Judge Shoots Down Texas Abortion Ban in Legal Challenge by Biden Administration

A federal judge has blocked enforcement of the near-total Texas abortion ban that went into effect last month, which has been condemned by reproductive rights advocates as dangerous and outright cruel.

In a 113-page decision, the U.S. District Judge Robert Pitman denounced the ban as “flagrantly unconstitutional,” siding with President Joe Biden’s Department of Justice, which brought the suit. “From the moment S.B. 8 went into effect,” Pitman wrote, people “have been unlawfully prevented from exercising control over their own lives in ways that are protected by the Constitution.”

S.B. 8 is the most restrictive abortion ban in the country; legal experts say it doesn’t just undermine rights protected by Roe v. Wade, but also international law. The law bans abortion so early on in the pregnancy that most people don’t even know they’re pregnant, and doesn’t allow exceptions for cases of rape or incest.

S.B. 8 also places the onus of enforcement on private citizens rather than the state, an especially cruel move that incentivizes bounty hunters to seek out abortion providers, or anyone else who may have aided a person in ending their pregnancy, by rewarding them with a minimum of $10,000 from the state.

Attorney General Merrick Garland hailed Wednesday’s decision, calling it a “victory” for Texans and “for the rule of law.”

“It is the foremost responsibility of the Department of Justice to defend the Constitution,” he said. “We will continue to protect constitutional rights against all who would seek to undermine them.”

Abortion rights advocates also praised the ruling. “The relief granted by the court today is overdue, and we are grateful that the Department of Justice moved quickly to seek it,” said Alexis McGill Johnson, president and CEO of Planned Parenthood. “While this fight is far from over, we are hopeful that the court’s order blocking S.B. 8 will allow Texas abortion providers to resume services as soon as possible.”

However, the ban may soon go back into effect, as Texas officials swiftly filed an appeal to the decision. They are planning to seek an emergency stay from the conservative 5th U.S. Circuit Court of Appeals, which has previously upheld the ban.

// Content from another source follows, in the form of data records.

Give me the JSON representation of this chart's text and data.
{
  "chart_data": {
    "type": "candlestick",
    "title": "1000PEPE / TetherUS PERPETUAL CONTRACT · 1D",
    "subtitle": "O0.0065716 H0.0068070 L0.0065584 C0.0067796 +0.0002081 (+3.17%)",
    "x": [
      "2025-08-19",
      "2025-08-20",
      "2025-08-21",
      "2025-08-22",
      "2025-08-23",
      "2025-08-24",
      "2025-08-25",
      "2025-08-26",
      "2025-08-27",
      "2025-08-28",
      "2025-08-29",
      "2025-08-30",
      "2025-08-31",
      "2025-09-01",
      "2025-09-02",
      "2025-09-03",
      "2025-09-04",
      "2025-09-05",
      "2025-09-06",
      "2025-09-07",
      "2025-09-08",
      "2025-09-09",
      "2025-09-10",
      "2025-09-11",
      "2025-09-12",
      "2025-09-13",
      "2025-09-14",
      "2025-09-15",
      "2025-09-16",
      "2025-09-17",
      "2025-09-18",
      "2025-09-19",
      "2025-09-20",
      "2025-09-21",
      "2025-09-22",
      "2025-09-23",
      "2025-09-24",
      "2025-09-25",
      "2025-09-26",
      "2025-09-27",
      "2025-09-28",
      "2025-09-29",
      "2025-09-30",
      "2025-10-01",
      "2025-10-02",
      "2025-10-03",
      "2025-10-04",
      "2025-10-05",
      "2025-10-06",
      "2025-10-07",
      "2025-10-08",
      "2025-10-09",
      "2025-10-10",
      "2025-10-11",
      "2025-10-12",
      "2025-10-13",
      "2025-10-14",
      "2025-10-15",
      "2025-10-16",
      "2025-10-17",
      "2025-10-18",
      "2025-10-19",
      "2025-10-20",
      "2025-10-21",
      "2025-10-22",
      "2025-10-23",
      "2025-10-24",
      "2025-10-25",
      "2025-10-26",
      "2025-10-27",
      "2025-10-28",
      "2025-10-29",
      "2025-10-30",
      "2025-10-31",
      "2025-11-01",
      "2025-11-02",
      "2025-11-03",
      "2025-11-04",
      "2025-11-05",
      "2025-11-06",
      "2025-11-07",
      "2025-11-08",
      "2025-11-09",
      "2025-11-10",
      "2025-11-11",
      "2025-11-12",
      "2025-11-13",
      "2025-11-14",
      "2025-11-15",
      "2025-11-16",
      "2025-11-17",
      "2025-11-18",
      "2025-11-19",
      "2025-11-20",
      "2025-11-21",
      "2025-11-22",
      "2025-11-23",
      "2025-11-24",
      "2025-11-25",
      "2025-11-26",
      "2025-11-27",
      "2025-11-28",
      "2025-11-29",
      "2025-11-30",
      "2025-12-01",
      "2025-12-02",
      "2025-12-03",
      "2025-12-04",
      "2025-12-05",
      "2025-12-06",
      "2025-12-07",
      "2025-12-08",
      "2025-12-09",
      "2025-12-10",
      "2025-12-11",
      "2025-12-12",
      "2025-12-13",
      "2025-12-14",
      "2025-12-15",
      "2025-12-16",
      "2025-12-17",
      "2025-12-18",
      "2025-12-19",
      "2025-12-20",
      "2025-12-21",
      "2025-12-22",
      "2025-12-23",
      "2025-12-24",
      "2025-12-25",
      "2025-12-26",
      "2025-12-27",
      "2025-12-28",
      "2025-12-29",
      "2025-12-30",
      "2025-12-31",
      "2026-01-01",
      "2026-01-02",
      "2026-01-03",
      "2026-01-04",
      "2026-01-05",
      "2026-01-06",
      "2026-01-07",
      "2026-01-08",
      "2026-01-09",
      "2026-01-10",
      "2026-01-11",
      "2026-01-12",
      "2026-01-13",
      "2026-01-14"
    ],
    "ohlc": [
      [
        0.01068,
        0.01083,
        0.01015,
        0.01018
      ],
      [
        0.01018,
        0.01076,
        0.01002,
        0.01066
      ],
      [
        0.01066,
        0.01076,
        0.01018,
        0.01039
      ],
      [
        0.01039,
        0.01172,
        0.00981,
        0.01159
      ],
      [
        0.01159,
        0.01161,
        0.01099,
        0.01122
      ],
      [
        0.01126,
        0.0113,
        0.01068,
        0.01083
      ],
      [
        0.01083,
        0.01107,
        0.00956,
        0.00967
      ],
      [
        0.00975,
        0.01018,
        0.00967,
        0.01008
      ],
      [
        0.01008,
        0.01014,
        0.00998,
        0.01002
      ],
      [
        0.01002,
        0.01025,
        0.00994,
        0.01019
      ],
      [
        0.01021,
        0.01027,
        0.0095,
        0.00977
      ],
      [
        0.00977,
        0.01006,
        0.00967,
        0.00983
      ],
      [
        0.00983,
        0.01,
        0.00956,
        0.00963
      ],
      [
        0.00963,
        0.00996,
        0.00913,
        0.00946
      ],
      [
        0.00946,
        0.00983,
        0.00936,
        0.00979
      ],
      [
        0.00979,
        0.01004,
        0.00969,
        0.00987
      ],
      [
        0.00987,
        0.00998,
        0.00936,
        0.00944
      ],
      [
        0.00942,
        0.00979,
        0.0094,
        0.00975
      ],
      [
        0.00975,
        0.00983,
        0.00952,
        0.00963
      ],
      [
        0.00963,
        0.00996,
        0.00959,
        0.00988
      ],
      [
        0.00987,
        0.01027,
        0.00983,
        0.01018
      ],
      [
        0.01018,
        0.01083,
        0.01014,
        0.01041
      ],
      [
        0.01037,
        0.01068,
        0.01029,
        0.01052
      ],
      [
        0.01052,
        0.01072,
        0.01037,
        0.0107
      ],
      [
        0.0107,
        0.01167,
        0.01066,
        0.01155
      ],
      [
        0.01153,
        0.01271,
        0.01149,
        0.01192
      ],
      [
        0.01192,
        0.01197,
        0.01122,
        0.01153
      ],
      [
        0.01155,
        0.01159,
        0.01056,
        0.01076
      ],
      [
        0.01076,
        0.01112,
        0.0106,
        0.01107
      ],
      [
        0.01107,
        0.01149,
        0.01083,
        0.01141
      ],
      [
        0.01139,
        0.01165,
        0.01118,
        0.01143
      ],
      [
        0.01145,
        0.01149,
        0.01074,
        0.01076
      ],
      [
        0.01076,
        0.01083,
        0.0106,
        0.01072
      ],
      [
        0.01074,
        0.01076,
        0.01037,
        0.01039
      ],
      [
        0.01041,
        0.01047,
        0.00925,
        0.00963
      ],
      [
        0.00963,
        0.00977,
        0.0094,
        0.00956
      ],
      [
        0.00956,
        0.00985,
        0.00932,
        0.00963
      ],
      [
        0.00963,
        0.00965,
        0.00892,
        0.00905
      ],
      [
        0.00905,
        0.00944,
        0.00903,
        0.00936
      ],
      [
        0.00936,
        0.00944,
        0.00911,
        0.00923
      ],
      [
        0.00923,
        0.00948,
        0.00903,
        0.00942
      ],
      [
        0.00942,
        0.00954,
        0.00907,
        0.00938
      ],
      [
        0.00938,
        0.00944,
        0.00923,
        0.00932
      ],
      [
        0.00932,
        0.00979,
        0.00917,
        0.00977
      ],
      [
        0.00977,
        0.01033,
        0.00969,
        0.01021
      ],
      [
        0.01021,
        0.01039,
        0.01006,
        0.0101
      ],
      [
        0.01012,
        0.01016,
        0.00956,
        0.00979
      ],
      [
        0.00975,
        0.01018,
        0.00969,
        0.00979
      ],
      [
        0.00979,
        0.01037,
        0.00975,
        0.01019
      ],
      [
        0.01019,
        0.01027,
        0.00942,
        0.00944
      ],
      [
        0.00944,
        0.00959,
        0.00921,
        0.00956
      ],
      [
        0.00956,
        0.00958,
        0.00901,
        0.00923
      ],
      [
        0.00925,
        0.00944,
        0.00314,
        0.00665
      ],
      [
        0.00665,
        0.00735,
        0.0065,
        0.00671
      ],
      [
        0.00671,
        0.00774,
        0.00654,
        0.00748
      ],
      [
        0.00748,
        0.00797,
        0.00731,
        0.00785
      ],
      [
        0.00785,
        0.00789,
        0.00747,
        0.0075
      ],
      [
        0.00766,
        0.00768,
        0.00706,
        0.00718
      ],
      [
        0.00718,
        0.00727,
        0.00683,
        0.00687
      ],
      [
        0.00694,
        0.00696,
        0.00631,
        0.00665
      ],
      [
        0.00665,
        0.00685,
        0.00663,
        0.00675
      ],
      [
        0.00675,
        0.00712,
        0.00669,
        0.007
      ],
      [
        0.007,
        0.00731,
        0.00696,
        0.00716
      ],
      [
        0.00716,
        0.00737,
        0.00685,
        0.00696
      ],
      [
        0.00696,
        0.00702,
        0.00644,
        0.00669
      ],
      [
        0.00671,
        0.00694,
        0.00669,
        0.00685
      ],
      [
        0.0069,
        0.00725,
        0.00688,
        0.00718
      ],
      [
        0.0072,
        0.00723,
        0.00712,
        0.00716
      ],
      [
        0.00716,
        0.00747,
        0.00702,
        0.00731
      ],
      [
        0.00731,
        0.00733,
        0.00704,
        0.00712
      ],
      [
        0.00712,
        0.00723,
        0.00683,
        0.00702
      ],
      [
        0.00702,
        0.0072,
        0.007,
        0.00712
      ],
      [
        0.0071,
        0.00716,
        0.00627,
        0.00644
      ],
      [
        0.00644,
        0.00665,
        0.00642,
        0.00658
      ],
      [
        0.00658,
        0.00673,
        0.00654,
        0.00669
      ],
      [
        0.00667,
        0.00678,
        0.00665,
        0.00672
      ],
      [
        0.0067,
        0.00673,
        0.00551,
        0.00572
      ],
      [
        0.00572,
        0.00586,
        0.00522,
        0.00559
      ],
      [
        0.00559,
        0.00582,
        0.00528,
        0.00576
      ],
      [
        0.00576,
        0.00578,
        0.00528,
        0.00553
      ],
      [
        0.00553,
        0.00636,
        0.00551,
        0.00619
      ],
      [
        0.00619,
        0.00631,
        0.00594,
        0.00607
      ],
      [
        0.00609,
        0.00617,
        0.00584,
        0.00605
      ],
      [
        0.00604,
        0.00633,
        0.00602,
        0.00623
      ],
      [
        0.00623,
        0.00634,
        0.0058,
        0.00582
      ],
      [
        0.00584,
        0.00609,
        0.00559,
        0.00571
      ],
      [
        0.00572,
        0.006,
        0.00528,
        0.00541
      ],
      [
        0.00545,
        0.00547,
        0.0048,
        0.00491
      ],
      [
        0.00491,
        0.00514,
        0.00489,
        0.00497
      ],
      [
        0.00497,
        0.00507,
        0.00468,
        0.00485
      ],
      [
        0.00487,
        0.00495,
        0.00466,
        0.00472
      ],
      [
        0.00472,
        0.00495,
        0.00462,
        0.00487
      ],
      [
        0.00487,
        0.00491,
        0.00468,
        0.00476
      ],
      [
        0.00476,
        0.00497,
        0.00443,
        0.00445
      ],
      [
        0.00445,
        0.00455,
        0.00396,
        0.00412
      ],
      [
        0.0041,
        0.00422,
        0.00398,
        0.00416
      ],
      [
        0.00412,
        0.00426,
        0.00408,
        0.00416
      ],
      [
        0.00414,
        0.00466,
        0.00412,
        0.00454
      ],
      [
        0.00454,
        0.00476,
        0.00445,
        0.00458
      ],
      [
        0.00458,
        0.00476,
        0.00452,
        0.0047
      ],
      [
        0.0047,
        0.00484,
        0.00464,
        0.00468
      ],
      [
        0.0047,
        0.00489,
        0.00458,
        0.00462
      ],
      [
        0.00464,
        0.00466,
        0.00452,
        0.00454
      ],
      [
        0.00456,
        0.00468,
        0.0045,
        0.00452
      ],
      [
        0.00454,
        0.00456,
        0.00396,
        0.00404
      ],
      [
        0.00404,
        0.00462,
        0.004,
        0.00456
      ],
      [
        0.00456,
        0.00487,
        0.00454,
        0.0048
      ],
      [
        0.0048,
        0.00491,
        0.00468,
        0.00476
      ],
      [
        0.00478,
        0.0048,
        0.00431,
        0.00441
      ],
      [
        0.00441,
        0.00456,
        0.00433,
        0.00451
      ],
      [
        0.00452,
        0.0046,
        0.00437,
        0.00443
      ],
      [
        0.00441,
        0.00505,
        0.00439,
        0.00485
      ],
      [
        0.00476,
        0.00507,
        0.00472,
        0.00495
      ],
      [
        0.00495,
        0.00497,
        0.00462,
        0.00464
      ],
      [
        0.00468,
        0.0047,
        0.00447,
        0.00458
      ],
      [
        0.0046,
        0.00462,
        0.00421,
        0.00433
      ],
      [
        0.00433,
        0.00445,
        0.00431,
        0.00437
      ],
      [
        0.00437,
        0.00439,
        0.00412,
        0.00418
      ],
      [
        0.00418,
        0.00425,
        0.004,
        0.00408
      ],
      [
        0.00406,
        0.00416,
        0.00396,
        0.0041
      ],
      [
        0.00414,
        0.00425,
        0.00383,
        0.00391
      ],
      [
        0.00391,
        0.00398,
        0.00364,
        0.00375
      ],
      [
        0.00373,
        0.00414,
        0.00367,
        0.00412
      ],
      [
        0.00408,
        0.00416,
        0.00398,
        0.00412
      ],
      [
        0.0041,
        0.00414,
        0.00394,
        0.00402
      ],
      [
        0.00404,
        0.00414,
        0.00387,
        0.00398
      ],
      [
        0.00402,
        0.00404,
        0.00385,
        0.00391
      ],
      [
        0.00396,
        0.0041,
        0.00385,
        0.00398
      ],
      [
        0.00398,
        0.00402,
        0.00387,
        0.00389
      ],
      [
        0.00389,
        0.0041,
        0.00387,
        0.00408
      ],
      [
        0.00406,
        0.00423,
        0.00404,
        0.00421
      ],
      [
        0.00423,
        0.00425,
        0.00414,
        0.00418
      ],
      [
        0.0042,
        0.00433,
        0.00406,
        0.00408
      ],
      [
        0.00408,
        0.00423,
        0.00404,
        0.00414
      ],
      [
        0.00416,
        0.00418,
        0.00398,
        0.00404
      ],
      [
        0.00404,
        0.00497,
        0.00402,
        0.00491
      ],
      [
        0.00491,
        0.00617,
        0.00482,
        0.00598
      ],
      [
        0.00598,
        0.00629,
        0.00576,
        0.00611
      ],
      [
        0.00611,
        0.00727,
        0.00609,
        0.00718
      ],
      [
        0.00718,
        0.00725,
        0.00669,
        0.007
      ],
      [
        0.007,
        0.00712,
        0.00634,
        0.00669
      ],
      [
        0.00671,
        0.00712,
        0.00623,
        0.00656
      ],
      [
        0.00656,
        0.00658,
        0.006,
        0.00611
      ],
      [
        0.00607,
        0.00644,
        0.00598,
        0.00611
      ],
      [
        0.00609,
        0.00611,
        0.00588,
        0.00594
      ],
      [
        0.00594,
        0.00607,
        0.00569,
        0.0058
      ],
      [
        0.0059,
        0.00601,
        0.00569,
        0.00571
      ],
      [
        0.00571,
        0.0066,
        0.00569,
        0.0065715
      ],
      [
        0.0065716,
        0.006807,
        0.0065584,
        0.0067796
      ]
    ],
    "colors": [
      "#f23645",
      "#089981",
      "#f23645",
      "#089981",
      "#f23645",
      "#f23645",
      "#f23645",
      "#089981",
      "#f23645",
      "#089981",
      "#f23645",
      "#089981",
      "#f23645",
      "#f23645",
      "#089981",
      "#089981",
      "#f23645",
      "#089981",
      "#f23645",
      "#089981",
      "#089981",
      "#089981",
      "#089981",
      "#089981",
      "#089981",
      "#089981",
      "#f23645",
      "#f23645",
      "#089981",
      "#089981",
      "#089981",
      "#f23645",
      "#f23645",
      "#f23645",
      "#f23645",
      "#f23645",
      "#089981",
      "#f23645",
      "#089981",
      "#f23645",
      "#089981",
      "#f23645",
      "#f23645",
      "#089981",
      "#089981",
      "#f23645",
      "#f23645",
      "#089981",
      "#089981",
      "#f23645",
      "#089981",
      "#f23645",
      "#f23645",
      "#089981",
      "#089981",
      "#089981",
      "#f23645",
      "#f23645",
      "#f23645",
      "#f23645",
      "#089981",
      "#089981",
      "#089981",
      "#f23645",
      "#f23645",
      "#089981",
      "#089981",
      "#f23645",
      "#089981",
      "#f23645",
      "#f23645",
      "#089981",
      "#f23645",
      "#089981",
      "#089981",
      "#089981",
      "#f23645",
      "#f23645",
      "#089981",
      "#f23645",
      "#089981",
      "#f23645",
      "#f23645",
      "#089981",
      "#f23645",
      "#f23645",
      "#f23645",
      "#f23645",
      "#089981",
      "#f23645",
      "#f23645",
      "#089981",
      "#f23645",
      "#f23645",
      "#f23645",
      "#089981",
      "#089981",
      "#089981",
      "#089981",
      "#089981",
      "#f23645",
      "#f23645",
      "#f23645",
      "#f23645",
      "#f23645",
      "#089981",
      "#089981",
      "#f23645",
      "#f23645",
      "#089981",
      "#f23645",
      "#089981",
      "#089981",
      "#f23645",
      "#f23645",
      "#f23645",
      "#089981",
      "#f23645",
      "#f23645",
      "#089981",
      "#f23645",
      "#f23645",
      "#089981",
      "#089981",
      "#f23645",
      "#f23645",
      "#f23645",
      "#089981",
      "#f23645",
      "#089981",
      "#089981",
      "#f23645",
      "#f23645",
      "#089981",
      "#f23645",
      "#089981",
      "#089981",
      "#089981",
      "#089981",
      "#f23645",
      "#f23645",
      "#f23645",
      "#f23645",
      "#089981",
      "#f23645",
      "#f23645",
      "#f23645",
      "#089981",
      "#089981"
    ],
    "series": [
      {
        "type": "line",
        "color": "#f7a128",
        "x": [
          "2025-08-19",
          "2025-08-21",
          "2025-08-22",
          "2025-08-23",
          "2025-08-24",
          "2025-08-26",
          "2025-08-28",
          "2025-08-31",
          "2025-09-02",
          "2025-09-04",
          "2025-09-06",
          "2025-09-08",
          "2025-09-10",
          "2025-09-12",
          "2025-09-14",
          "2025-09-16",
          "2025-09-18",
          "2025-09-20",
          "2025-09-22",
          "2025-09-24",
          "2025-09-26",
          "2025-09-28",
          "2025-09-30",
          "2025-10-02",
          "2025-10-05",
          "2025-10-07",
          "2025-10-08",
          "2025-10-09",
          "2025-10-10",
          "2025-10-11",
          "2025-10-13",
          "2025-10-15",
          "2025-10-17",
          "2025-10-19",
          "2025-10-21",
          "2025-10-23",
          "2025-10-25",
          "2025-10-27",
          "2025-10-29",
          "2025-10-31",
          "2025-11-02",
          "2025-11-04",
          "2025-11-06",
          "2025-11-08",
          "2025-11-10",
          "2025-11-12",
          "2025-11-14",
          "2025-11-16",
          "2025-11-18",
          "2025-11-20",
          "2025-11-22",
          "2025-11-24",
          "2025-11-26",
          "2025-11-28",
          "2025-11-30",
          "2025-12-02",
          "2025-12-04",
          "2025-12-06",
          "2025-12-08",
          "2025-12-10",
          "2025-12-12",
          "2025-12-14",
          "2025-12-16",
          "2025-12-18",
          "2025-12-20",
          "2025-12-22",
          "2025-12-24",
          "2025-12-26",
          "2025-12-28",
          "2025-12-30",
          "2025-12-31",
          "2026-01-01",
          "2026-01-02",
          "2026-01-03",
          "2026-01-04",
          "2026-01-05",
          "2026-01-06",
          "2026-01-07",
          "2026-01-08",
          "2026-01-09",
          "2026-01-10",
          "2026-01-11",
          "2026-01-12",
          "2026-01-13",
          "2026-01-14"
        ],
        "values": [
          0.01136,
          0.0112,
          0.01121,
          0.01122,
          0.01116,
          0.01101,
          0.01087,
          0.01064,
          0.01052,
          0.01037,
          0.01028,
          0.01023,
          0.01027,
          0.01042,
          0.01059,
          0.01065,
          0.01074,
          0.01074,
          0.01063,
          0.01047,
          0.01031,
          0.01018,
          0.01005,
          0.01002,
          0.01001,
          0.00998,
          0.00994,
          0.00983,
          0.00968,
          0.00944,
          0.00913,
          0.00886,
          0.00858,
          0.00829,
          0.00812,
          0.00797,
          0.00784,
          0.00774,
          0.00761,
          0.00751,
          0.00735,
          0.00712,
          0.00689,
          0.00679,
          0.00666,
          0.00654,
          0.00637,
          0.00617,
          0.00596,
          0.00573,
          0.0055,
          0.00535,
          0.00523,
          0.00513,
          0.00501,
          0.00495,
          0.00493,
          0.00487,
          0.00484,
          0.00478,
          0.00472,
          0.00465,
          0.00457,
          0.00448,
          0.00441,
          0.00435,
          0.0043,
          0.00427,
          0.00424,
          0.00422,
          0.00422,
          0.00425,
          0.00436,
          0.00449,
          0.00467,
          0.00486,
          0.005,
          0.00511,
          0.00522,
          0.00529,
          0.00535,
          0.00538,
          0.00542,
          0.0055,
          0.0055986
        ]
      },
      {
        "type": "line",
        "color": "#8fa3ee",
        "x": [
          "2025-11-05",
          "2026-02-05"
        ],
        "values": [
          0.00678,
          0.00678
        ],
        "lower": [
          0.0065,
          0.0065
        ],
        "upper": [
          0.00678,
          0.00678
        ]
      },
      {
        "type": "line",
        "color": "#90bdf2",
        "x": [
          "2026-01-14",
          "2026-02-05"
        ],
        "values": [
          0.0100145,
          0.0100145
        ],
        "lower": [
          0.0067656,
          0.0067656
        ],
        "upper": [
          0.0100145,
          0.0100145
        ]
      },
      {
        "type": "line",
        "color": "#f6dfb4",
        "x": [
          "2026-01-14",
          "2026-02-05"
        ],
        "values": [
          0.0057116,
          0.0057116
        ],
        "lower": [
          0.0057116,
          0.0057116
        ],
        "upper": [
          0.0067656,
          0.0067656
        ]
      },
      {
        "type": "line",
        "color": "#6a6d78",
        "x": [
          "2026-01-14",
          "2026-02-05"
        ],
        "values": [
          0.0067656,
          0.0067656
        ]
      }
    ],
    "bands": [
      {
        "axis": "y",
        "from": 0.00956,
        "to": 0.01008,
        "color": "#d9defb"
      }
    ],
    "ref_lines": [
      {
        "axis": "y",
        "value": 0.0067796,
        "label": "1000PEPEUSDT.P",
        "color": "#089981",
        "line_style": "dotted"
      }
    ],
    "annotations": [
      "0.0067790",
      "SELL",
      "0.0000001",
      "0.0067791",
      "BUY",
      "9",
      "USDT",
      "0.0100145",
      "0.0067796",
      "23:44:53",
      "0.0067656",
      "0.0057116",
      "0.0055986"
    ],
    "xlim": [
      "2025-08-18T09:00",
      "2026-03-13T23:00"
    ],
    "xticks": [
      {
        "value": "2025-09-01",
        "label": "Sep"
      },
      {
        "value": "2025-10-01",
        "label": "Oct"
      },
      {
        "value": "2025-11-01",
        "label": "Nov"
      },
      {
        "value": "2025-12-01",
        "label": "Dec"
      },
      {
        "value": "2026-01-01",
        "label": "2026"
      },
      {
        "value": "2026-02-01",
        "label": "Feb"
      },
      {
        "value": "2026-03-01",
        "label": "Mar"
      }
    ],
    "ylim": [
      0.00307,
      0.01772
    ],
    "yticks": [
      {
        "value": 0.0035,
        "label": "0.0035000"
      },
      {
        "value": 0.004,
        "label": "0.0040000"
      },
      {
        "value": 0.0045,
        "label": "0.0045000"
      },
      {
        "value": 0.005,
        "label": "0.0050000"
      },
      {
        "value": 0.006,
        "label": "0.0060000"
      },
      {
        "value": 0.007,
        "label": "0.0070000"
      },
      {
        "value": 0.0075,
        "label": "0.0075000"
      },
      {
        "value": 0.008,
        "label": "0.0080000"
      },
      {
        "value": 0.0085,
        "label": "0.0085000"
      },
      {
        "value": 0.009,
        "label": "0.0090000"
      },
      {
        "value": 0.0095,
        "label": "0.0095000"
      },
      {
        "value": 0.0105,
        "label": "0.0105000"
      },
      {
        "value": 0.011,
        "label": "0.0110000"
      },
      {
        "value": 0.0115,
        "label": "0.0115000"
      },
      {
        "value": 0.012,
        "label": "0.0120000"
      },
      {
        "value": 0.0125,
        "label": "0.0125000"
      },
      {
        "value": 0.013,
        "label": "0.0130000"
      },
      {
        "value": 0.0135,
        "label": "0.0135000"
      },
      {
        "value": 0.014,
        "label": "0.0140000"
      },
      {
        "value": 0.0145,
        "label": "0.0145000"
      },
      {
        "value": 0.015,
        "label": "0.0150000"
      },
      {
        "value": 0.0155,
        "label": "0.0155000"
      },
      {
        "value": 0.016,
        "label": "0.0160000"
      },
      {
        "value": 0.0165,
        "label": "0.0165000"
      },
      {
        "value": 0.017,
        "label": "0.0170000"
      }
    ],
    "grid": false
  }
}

Since the law took effect in September, abortion clinics have experienced a massive chilling effect on their services. “Exactly what we feared would happen has come to pass,” said Melaney Linton, president of Planned Parenthood Gulf Coast, in a court filing.

In his decision, Pitman pointed out that the abortion ban is not only causing fear and uncertainty in Texas — it’s also overburdening abortion clinics in other states.

“Texas residents forced to leave the state must also contend with the abortion restrictions and backlogs in other states,” the judge wrote. “The Court finds credible the evidence showing that the inundation of Texas patients overburdens abortion services in other states, many of which are already stretched to the breaking.”

Pitman then shared the story of an abortion provider in Oklahoma. Before S. B. 8, patients from Texas represented only about a quarter of her patient load. Now, Texans represent about two-thirds of her overall patients, and she has had to delay abortions because of increased demand.

Oklahoma Planned Parenthood facilities have described the surge of patients from Texas as “unprecedented,” and they fear that delayed abortions will end up driving people away from having the procedure altogether.

Reproductive rights advocates fear that more abortion restrictions may be on the horizon. In December, the Supreme Court is set to hear arguments by the state of Mississippi in a case that seeks to challenge Roe v. Wade. If the Court ruling sides with the state, abortion rights may be endangered in states ruled by conservative lawmakers.

Last month, in response to the Texas law, House Democrats passed a bill that would guarantee abortion rights across the country. But the bill faces long odds of passing in a Senate deadlocked by the filibuster.